Les musiciens de la fanfare du Rajasthan, Jaipur Maharadja Brass Band, n’ont pas pu prendre leur avion et assurer l’ouverture du Leu Tempo Festival comme prévu, mercredi 11 mai. Que s’est-il passé ?
- Ils ont fait une demande de visa dans le cadre d’une tournée internationale qu’ils organisaient en Angleterre, au Maroc et en France. La Réunion était une étape. Les autorités françaises et marocaines ont donné leur accord, mais les passeports des musiciens sont restés bloqués à l’Ambassade anglaise de New Delhi. Nous avons essayé de faire bouger les choses, notamment via la presse, pour les débloquer, mais c’était très difficile. Nous n’avons rien pu faire.

Quelles sont les conséquences pour vous ?
- Nous perdons au moins 7.000 euros de billets d’avion. Ça nous coûte cher aussi parce que cela affaiblit le festival. Ce matin, à propos du festival, un papier dans “Le Quotidien” titre « Une ouverture sans fanfare ». C’est dommageable pour nous en termes de publicité. Nous avons dû nous débrouiller, nous avons bricolé une ouverture, mais on perd beaucoup sur le plan artistique. Ces artistes sont reconnus et respectés. Ils font des tournées internationales, ils sont très professionnels, c’est une perte pour nous et pour les Réunionnais. Nous avons travaillé pendant six mois à leur venue, et en 24 heures, c’était fini. C’est très frustrant.

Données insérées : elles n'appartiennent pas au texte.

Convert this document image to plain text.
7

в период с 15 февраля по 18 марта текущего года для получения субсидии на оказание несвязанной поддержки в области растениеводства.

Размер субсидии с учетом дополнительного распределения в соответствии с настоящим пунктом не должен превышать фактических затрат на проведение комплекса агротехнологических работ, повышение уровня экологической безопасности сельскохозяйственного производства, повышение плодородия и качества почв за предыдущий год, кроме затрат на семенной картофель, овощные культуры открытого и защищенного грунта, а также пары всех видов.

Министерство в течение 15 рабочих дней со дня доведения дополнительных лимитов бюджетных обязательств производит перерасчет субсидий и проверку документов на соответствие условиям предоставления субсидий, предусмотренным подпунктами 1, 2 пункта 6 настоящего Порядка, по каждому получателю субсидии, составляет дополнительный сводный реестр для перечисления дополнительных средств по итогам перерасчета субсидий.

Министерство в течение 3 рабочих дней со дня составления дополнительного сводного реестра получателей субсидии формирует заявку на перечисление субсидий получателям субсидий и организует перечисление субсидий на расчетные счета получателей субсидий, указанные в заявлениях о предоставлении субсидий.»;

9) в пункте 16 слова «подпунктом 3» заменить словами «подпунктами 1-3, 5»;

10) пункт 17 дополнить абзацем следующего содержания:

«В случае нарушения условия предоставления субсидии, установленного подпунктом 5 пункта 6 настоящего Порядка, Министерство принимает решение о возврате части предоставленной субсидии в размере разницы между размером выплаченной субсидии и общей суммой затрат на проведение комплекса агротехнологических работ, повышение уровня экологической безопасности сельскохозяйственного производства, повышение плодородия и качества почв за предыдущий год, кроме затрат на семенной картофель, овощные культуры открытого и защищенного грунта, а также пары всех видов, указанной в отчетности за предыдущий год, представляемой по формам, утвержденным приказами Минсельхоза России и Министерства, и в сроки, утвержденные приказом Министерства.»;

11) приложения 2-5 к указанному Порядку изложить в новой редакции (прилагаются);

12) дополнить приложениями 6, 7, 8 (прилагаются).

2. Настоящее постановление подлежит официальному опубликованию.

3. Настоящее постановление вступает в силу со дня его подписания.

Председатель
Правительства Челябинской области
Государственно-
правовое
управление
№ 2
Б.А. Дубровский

Est-ce un problème récurrent ?
- La question des visas est devenue le grand stress des programmateurs de festivals. Les pays riches se protègent des pays pauvres. Il est aujourd’hui difficile de faire venir des Malgaches, des Mauriciens ou des Sud-Africains. Au fil des années, on a vu des lois s’ajouter, tout est contrôlé. On nous demande de remplir des dossiers monumentaux et on nous met dans des situations ubuesques. Les obstacles sont permanents. C’est le cauchemar des programmateurs de festivals. On alerte l’État, on connait les règles et on les applique, donc on s’en sort toujours plus ou moins, mais c’est beaucoup de stress.

Les annulations pour des problèmes de visas sont donc assez rares ?
- On a toujours plus ou moins réussi à se débrouiller, on connait les procédures et certaines personnes dans les ambassades. Mais il n’est pas rare que les artistes malgaches ou autres aient leur visa une heure avant de prendre l’avion. Jusqu’au dernier moment, on ne sait pas s’ils pourront assurer le spectacle. C’est très stressant. On va tous à Maurice, mais venir à La Réunion pour des artistes mauriciens est compliqué. Les habitants des pays pauvres ne peuvent pas voyager. C’est une des grandes inégalités du 21ème siècle.

Le problème est national. Pourquoi ces crispations qui rendent votre travail de plus en plus difficile ?
- Il y a des raisons politiques que je ne discuterais pas. On peut en voir des bonnes et mauvaises. On essaie de lutter contre le travail au noir des étrangers et l’exploitation. Mais on peut aussi y voir la crainte que des gens s’évanouissent dans la nature. Il y a un exemple célèbre : le musicien congolais Papa Wemba venait avec 40 personnes dans ses tournées, mais ne repartait qu’avec 5 personnes. Mais cela donne lieu à des aberrations. L’orchestre congolais Komono n°1 n’a pas pu se rendre en Europe faute de visa alors qu’ils étaient les artistes du moment. Ils sont passés au Sakifo, ils ont travaillé avec Bjork, ce sont des artistes de haut niveau. A cause d’un refus de visa, la production a perdu les billets d’avion, mais aussi la recette des ventes des places de concerts. Ce sont des entreprises qui sont menacées.

Et pour la suite du Leu Tempo festival, tous les artistes sont-ils arrivés ?
- Oui ! Pour le reste, tout le monde est là. Quand ils posent le pied sur le sol réunionnais, on pousse un grand “ouf” de soulagement.

Leu Tempo Festival se poursuit jusqu’au 14 mai 2011.